Faith in Knowledge

As the year comes to a close, we’ll be exploring and transcending the limitations of knowledge society with Showcase Beat Le Mot, Tine van Aerschot, norton.commander.productions., Forced Entertainment and others. What is guaranteed? What should we call into question? How do we reorient ourselves, when uncertainty gets out of hand?

Long before Niels Ewerbeck knew whether his renovation plans for Mousonturm had a chance at success, the thematic focus “Faith in Knowledge“ was already being planned for the first few months of the first season. Artists and collectives, with whom he had collaborated before and shared a long-standing close, artistic friendship, had suggested various ideas for projects, which all basically boiled down to one question: what is all our knowledge worth in the face of the endless abundance of what we are doomed to believe?

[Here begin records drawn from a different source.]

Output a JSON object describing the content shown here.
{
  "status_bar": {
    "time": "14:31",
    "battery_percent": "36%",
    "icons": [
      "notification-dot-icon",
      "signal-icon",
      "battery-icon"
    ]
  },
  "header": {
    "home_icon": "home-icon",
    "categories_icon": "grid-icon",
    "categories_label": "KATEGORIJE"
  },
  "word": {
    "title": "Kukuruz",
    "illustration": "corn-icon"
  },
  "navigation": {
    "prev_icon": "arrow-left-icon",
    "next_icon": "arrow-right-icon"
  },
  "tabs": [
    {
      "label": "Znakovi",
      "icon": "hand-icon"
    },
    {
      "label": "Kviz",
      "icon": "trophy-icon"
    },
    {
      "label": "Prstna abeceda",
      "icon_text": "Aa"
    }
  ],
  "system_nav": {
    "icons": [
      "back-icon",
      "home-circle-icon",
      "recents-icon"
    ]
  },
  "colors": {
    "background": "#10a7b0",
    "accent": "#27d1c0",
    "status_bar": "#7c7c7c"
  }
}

Showcase Beat Le Mot have dedicated a full four-hour long performance to this possible Other; a performance that solves all existential dilemmas in a jiffy, updates viewer’s knowledge of life in an interdisciplinary way, while offering an en passant relaxed lounge atmosphere with bar and soup kitchen. In David van Reybrouck’s internationally acclaimed piece “Mission”, a Belgian missionary speaks about his fifty years in the Congo and the limitations of his faith.  Tine van Aerschot has staged a piece about the ultimate personal incision in life, the death of a friend and colleague, about fear, survival and the short moments in which true communication is possible. Last, but not least, the year ends with a defiant expression of hope by the English group Forced Entertainment. In Tomorrow’s Parties, they get all their visions of the future off their chests in a celebration of speculation and imagination, of the possible and impossible and what needs to be looked at first.